Der Effekt von dem, was in Griechenland passiert, ist ja nicht nur wirtschaftlich, sondern auch politisch. Griechenland hat im ganzen 20. Jahrhundert eine sehr komplexe Geschichte. Es gibt auch den Zusammenhang zum Balkan. Wir gehen dann weiter in Gedanken nach Russland. Wir haben da ja eine andere geopolitische Achse. Und wenn wir auch die Türkei mit einbeziehen und wenn man in die Geschichtsbücher schaut, dann sieht man auch diesen Hintergrund.

Deutschlandradio Kultur: Man merkt doch gleich, was so ein italienischer Gelehrter für einen großen historischen Fundus hat. Wer am Ende ist jetzt verantwortlich dafür, dass sich die Dinge wirklich bessern? Welche Verantwortung hat Deutschland? Welche Verantwortung hat Frankreich? Und welche Verantwortung hat Italien?

Giulio Tremonti: Ich bin ein einfacher Abgeordneter, aber wenn ich könnte, dann würde ich dazu raten, dass wir wirklich zurückgehen zu Europa, dass wir tatsächlich Europa die Macht geben. Die Staaten haben das Motto no taxation without representation. Aber wir brauchen mehr Koordinierung in Europa. Das ist das, was gemacht werden muss. Es geschieht schon, aber es muss noch mehr und noch organischer geschehen, aber es darf nicht mehr das sein.

Danach braucht man auch eine ernsthafte gemeinsame Wirtschaftspolitik.
Wir sind nicht Amerika. Wir sind nicht die USA. Die haben die eigene Krise mit einem einzigen Akt gelöst. Aber wir sind eine föderalistische Struktur mit einer zentralen Bank mit einer gewissen imperialistischen Macht. Wir haben nicht nur eine Hand, sondern wir haben 26 Hände. Ich verstehe, dass wir die nationalen Konstitutionen haben, die nationalen Gesetze, aber die Liquiditätsspritze, die nur eine kurzfristige Lösung ist, ist immer noch ein Fortschritt hinsichtlich der Neutralitätstradition der europäischen Zentralbank. Das ist ja immerhin schon etwas. Ich weiß nicht, wie nützlich es ist, aber es ist sicherlich außerhalb der Neutralitätstradition.

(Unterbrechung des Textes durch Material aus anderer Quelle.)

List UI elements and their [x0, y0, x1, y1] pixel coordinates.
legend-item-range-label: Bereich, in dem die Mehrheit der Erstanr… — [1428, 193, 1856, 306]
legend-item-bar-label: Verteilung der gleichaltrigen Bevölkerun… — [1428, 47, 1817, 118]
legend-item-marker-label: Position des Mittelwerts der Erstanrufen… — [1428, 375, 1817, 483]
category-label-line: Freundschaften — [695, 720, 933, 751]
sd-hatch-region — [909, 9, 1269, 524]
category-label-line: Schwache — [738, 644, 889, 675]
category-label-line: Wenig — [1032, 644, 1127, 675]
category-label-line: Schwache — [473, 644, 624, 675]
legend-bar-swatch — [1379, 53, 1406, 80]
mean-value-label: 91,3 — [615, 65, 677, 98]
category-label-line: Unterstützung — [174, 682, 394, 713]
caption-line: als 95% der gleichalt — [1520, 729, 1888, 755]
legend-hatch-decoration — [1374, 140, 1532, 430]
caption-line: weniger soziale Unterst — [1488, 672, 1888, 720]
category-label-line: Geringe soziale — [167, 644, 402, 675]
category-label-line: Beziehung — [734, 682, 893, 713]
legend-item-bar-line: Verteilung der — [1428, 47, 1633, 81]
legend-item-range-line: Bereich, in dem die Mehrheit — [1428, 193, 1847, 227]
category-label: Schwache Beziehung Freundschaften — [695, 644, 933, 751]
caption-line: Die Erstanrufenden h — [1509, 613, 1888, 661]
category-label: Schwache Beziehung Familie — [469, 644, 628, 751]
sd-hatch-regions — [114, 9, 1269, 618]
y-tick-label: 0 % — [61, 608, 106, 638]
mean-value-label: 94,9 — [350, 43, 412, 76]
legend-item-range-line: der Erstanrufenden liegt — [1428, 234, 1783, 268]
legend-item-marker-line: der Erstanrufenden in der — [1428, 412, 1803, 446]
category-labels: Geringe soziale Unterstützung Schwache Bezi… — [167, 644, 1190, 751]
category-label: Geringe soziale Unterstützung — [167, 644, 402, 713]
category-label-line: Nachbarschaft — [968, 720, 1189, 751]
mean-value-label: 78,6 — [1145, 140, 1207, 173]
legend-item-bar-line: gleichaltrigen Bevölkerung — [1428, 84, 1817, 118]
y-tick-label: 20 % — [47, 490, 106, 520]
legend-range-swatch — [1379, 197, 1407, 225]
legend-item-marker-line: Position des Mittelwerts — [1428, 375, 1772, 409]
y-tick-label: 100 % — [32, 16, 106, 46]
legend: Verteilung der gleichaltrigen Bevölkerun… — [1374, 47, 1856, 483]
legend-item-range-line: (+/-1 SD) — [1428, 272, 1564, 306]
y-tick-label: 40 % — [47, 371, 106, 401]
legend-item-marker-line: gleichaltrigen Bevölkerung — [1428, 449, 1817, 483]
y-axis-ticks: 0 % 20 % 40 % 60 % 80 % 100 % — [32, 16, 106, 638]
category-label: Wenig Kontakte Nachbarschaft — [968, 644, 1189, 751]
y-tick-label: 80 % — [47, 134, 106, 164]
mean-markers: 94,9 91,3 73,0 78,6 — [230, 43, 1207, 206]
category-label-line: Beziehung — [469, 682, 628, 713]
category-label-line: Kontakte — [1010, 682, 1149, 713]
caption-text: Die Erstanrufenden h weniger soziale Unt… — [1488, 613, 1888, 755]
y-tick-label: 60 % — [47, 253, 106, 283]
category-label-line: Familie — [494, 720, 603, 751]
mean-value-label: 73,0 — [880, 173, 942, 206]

Deutschlandradio Kultur: Kann es am Ende wirklich funktionieren, dass man im Grunde den europäischen Rahmen dazu nutzt, die Krise zu lösen in der Hoffnung, dass man dann die nationalen Probleme irgendwie heilt? Oder muss das nicht gleichzeitig gehen? Es gibt doch in vielen Ländern übergeordnete Bürokratien. Es gibt Korruption. Es gibt Leerlauf. Es gibt Ineffizienz. – Das muss doch Hand in Hand gehen.

Giulio Tremonti: Ja, sicher. Aber im Augenblick ist die politische und die Finanzkrise so stark, dass sie nicht nur mit wirtschaftlichen Interventionen gelöst werden kann.

Ich erinnere mich an Folgendes: In Italien gab es eine Reform des Rentensystems, wo das Rentenalter an die demographischen Trends angekoppelt ist, eine der besten Reformen in Europa. Und Monti hat hier noch mal die Schrauben ordentlich angezogen an einem System, das aber schon gut war, weil man hier graduell das System anpasst.

Wir haben versucht, das deutsche Unternehmensmodell zu übernehmen. Wir haben die Löhne besser gestellt hinsichtlich der Produktivität. Und wir haben das Bankenwesen während der Krise dazu gebracht, Liquidität zur Verfügung zu stellen. Wir haben eine Reform der Schulen und Universitäten durchgeführt. Herr Monti versucht jetzt den Arbeitsmarkt zu reformieren. Das sind alles wichtige Dinge.

Aber die Krise ist stärker und präsenter. Man muss Strukturreformen durchführen, aber es gibt tatsächlich eine Krise nicht nur, weil es keine Strukturreformen gibt. Die Krisenlösung ist genauso wichtig wie die Strukturreformen. Und man kann aber tatsächlich die Krise dann nur mit der Politik bewältigen, über die wir eben schon gesprochen haben.

Deutschlandradio Kultur: Herzlichen Dank für das Gespräch, Herr Professor Tremonti.